Effects of Spontaneous Lorentz Violation in Gravity

TL;DR

This paper investigates the theoretical implications of spontaneous Lorentz symmetry breaking in gravity, exploring associated phenomena like Nambu-Goldstone modes, the Higgs mechanism, and their effects in different spacetime geometries.

Contribution

It provides a detailed analysis of Lorentz violation effects in gravity, including the possibility of a Higgs mechanism in Riemann-Cartan spacetime and the emergence of massive modes in a bumblebee model.

Findings

Conventional Higgs mechanism does not occur in Riemann spacetime.

A Higgs mechanism involving the spin connection is possible in Riemann-Cartan spacetime.

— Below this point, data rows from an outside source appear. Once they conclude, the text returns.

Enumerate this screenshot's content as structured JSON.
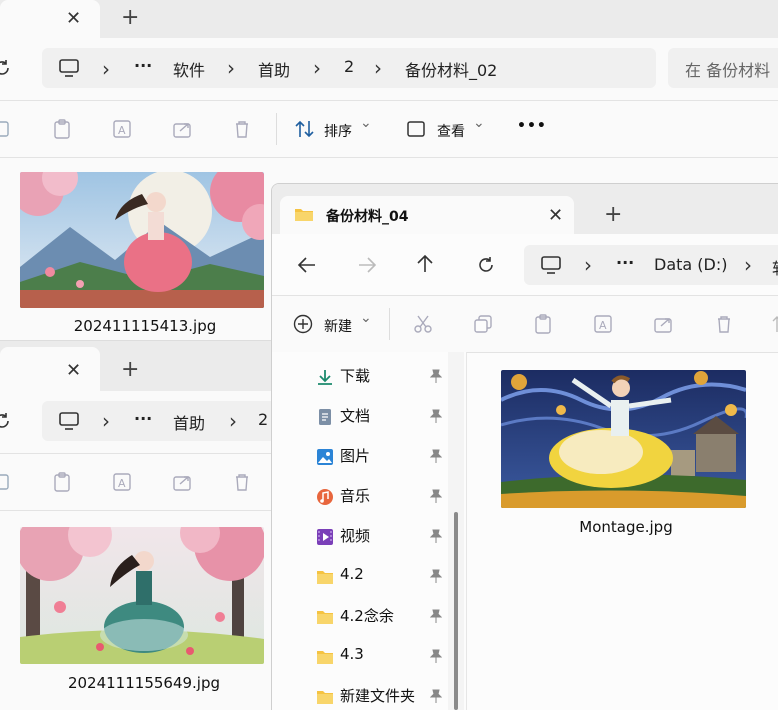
{
  "win1": {
    "address": {
      "items": [
        "软件",
        "首助",
        "2",
        "备份材料_02"
      ],
      "search_placeholder": "在 备份材料"
    },
    "toolbar": {
      "sort": "排序",
      "view": "查看",
      "more": "•••"
    },
    "file": "202411115413.jpg"
  },
  "win2": {
    "address": {
      "items": [
        "首助",
        "2"
      ]
    },
    "file": "2024111155649.jpg"
  },
  "win3": {
    "tab_title": "备份材料_04",
    "address": {
      "items": [
        "Data (D:)",
        "软"
      ]
    },
    "toolbar": {
      "new": "新建"
    },
    "nav": [
      {
        "label": "下载",
        "icon": "download-icon"
      },
      {
        "label": "文档",
        "icon": "document-icon"
      },
      {
        "label": "图片",
        "icon": "pictures-icon"
      },
      {
        "label": "音乐",
        "icon": "music-icon"
      },
      {
        "label": "视频",
        "icon": "video-icon"
      },
      {
        "label": "4.2",
        "icon": "folder-icon"
      },
      {
        "label": "4.2念余",
        "icon": "folder-icon"
      },
      {
        "label": "4.3",
        "icon": "folder-icon"
      },
      {
        "label": "新建文件夹",
        "icon": "folder-icon"
      }
    ],
    "file": "Montage.jpg"
  },
  "glyphs": {
    "close": "✕",
    "plus": "+",
    "ellipsis": "···",
    "chev": "›",
    "chev_down": "⌄"
  },
  "colors": {
    "folder": "#f5c342",
    "accent": "#0067c0"
  }
}
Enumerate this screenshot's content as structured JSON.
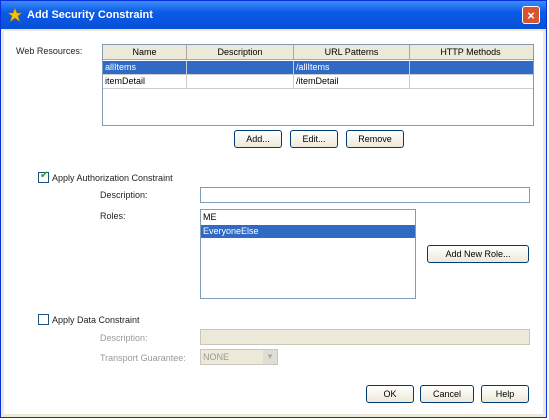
{
  "window": {
    "title": "Add Security Constraint",
    "close": "×"
  },
  "web_resources": {
    "label": "Web Resources:",
    "columns": [
      "Name",
      "Description",
      "URL Patterns",
      "HTTP Methods"
    ],
    "rows": [
      {
        "name": "allItems",
        "description": "",
        "url": "/allItems",
        "methods": "",
        "selected": true
      },
      {
        "name": "itemDetail",
        "description": "",
        "url": "/itemDetail",
        "methods": "",
        "selected": false
      }
    ],
    "buttons": {
      "add": "Add...",
      "edit": "Edit...",
      "remove": "Remove"
    }
  },
  "auth": {
    "checkbox_label": "Apply Authorization Constraint",
    "checked": true,
    "description_label": "Description:",
    "description_value": "",
    "roles_label": "Roles:",
    "roles": [
      {
        "name": "ME",
        "selected": false
      },
      {
        "name": "EveryoneElse",
        "selected": true
      }
    ],
    "add_role_button": "Add New Role..."
  },
  "data_constraint": {
    "checkbox_label": "Apply Data Constraint",
    "checked": false,
    "description_label": "Description:",
    "transport_label": "Transport Guarantee:",
    "transport_value": "NONE"
  },
  "footer": {
    "ok": "OK",
    "cancel": "Cancel",
    "help": "Help"
  }
}
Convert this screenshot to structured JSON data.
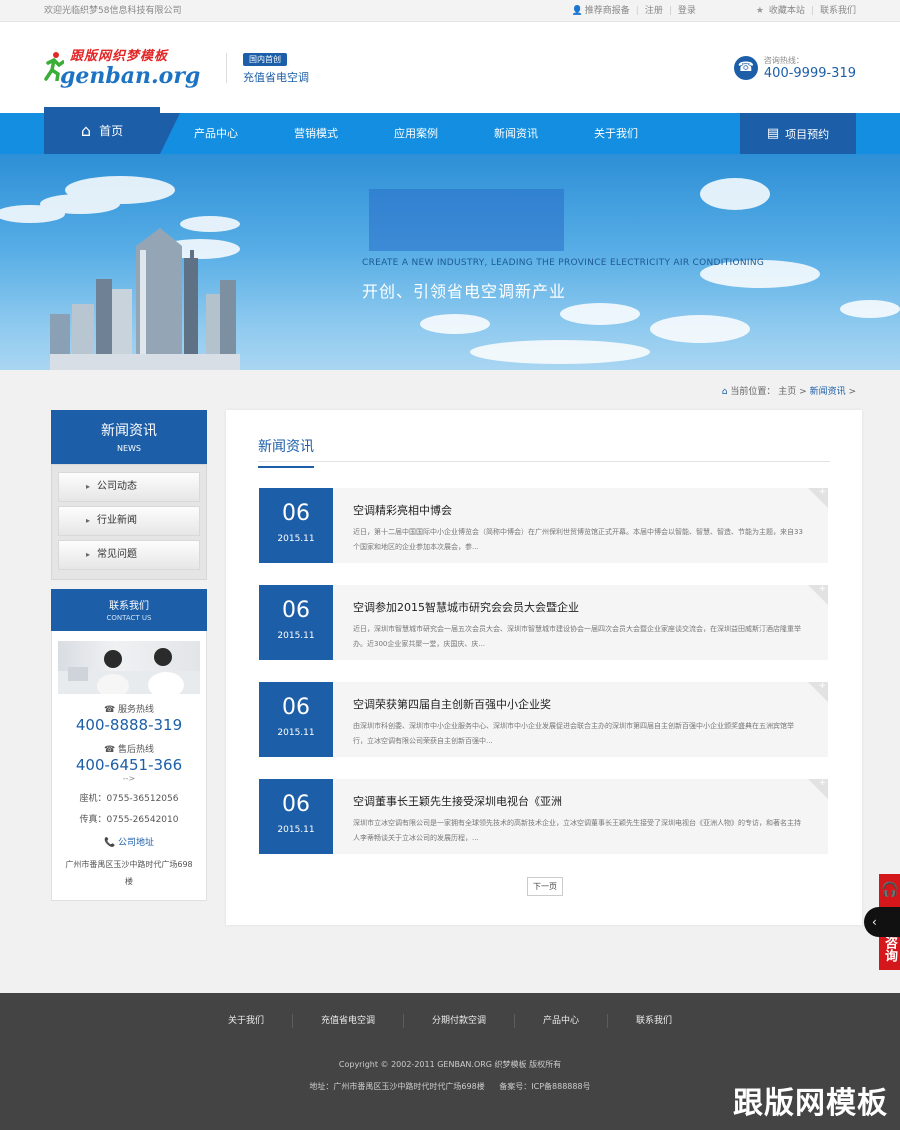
{
  "topbar": {
    "welcome": "欢迎光临织梦58信息科技有限公司",
    "links": [
      "推荐商报备",
      "注册",
      "登录"
    ],
    "right_links": [
      "收藏本站",
      "联系我们"
    ]
  },
  "header": {
    "logo_cn": "跟版网织梦模板",
    "logo_en": "genban.org",
    "badge": "国内首创",
    "slogan": "充值省电空调",
    "hotline_label": "咨询热线：",
    "hotline_number": "400-9999-319"
  },
  "nav": {
    "home": "首页",
    "items": [
      "产品中心",
      "营销模式",
      "应用案例",
      "新闻资讯",
      "关于我们"
    ],
    "book": "项目预约"
  },
  "banner": {
    "en": "CREATE A NEW INDUSTRY, LEADING THE PROVINCE ELECTRICITY AIR CONDITIONING",
    "cn": "开创、引领省电空调新产业"
  },
  "breadcrumb": {
    "prefix": "当前位置：",
    "home": "主页",
    "sep": ">",
    "current": "新闻资讯",
    "trail": ">"
  },
  "sidebar": {
    "title": "新闻资讯",
    "subtitle": "NEWS",
    "menu": [
      "公司动态",
      "行业新闻",
      "常见问题"
    ],
    "contact_title": "联系我们",
    "contact_subtitle": "CONTACT US",
    "service_label": "服务热线",
    "service_number": "400-8888-319",
    "after_label": "售后热线",
    "after_number": "400-6451-366",
    "arrow": "-->",
    "tel": "座机：0755-36512056",
    "fax": "传真：0755-26542010",
    "addr_label": "公司地址",
    "address": "广州市番禺区玉沙中路时代广场698楼"
  },
  "main": {
    "title": "新闻资讯",
    "news": [
      {
        "day": "06",
        "ym": "2015.11",
        "title": "空调精彩亮相中博会",
        "desc": "近日，第十二届中国国际中小企业博览会（简称中博会）在广州保利世贸博览馆正式开幕。本届中博会以智能、智慧、智造、节能为主题，来自33个国家和地区的企业参加本次展会，参..."
      },
      {
        "day": "06",
        "ym": "2015.11",
        "title": "空调参加2015智慧城市研究会会员大会暨企业",
        "desc": "近日，深圳市智慧城市研究会一届五次会员大会、深圳市智慧城市建设协会一届四次会员大会暨企业家座谈交流会，在深圳益田威斯汀酒店隆重举办。近300企业家共聚一堂，庆国庆、庆..."
      },
      {
        "day": "06",
        "ym": "2015.11",
        "title": "空调荣获第四届自主创新百强中小企业奖",
        "desc": "由深圳市科创委、深圳市中小企业服务中心、深圳市中小企业发展促进会联合主办的深圳市第四届自主创新百强中小企业颁奖盛典在五洲宾馆举行，立冰空调有限公司荣获自主创新百强中..."
      },
      {
        "day": "06",
        "ym": "2015.11",
        "title": "空调董事长王颖先生接受深圳电视台《亚洲",
        "desc": "深圳市立冰空调有限公司是一家拥有全球领先技术的高新技术企业，立冰空调董事长王颖先生接受了深圳电视台《亚洲人物》的专访，和著名主持人李蒂畅谈关于立冰公司的发展历程，..."
      }
    ],
    "next_page": "下一页"
  },
  "float": {
    "toggle": "‹",
    "online": "在线咨询"
  },
  "footer": {
    "nav": [
      "关于我们",
      "充值省电空调",
      "分期付款空调",
      "产品中心",
      "联系我们"
    ],
    "copyright": "Copyright © 2002-2011 GENBAN.ORG 织梦模板 版权所有",
    "address": "地址：广州市番禺区玉沙中路时代时代广场698楼",
    "icp": "备案号：ICP备888888号",
    "watermark": "跟版网模板"
  },
  "colors": {
    "primary": "#1c5ea8",
    "nav": "#138ee0",
    "footer": "#444444",
    "float_red": "#d4171b"
  }
}
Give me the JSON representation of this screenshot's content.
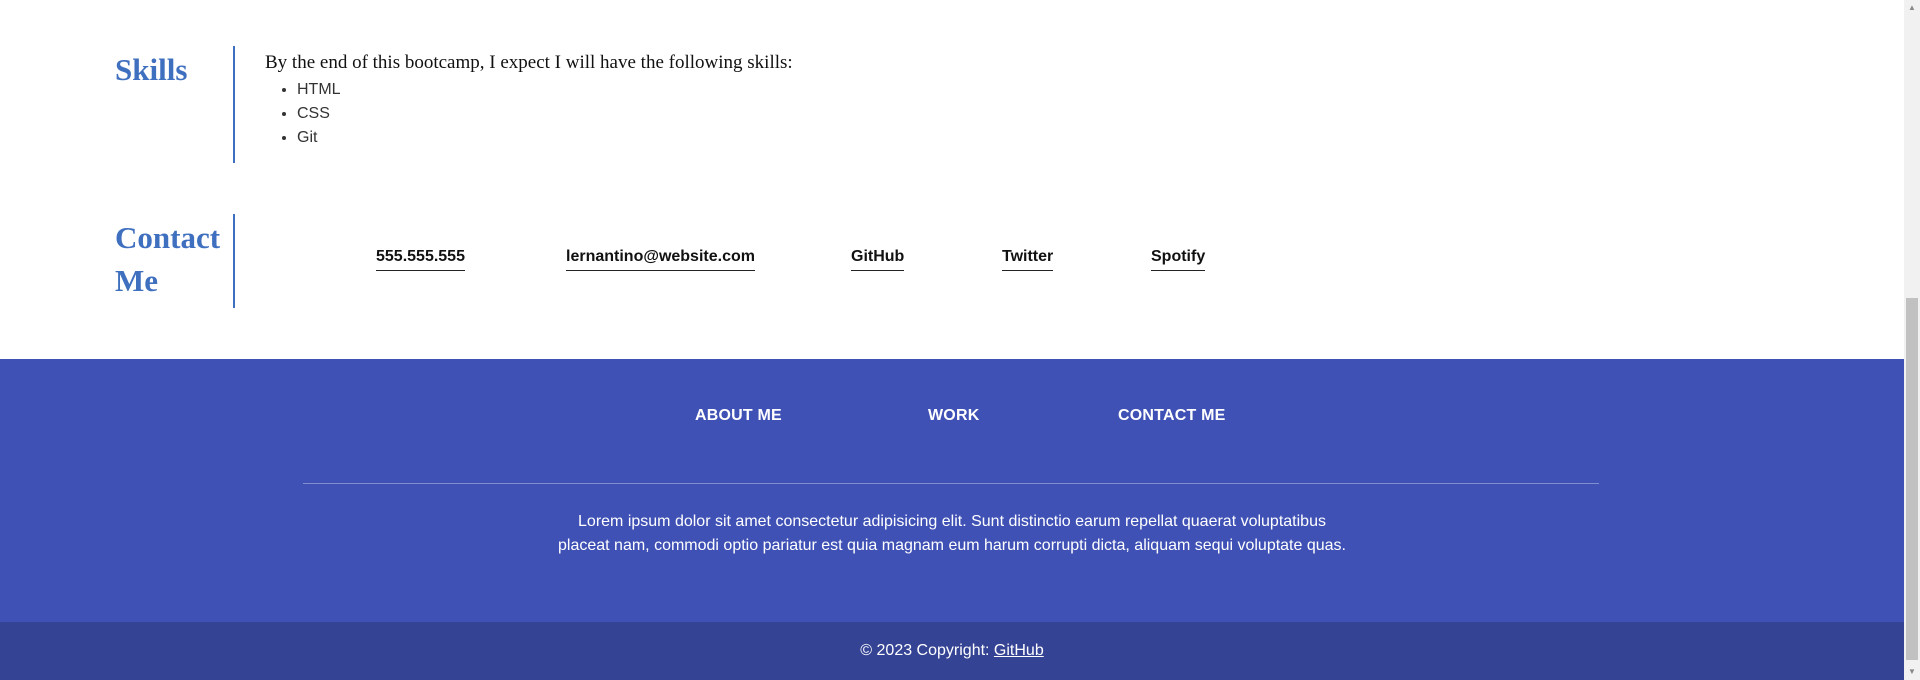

Unconventional massive modes can appear in the metric through non-standard processes.

Abstract

Spontaneous breaking of local Lorentz symmetry occurs when a local vector or tensor field acquires a nonzero vacuum expectation value. The effects of such breaking are examined in the context of gravity theory. These include an associated spontaneous breaking of diffeomorphism symmetry and generation of massless Nambu-Goldstone modes. The possibility of a Higgs mechanism is examined as well, and it is found that the conventional Higgs mechanism (giving rise to massive gauge fields) does not occur in a Riemann spacetime. However, in a Riemann-Cartan spacetime a Higgs mechanism involving the spin connection is possible. Despite the lack of a conventional Higgs mechanism in Riemann spacetime, additional massive modes involving the metric can appear through unconventional processes that have no analogue in nonabelian gauge theory. The effects of these types of processes are illustrated using a specific model, known as a bumblebee model, in which a vector field acquires a vacuum value.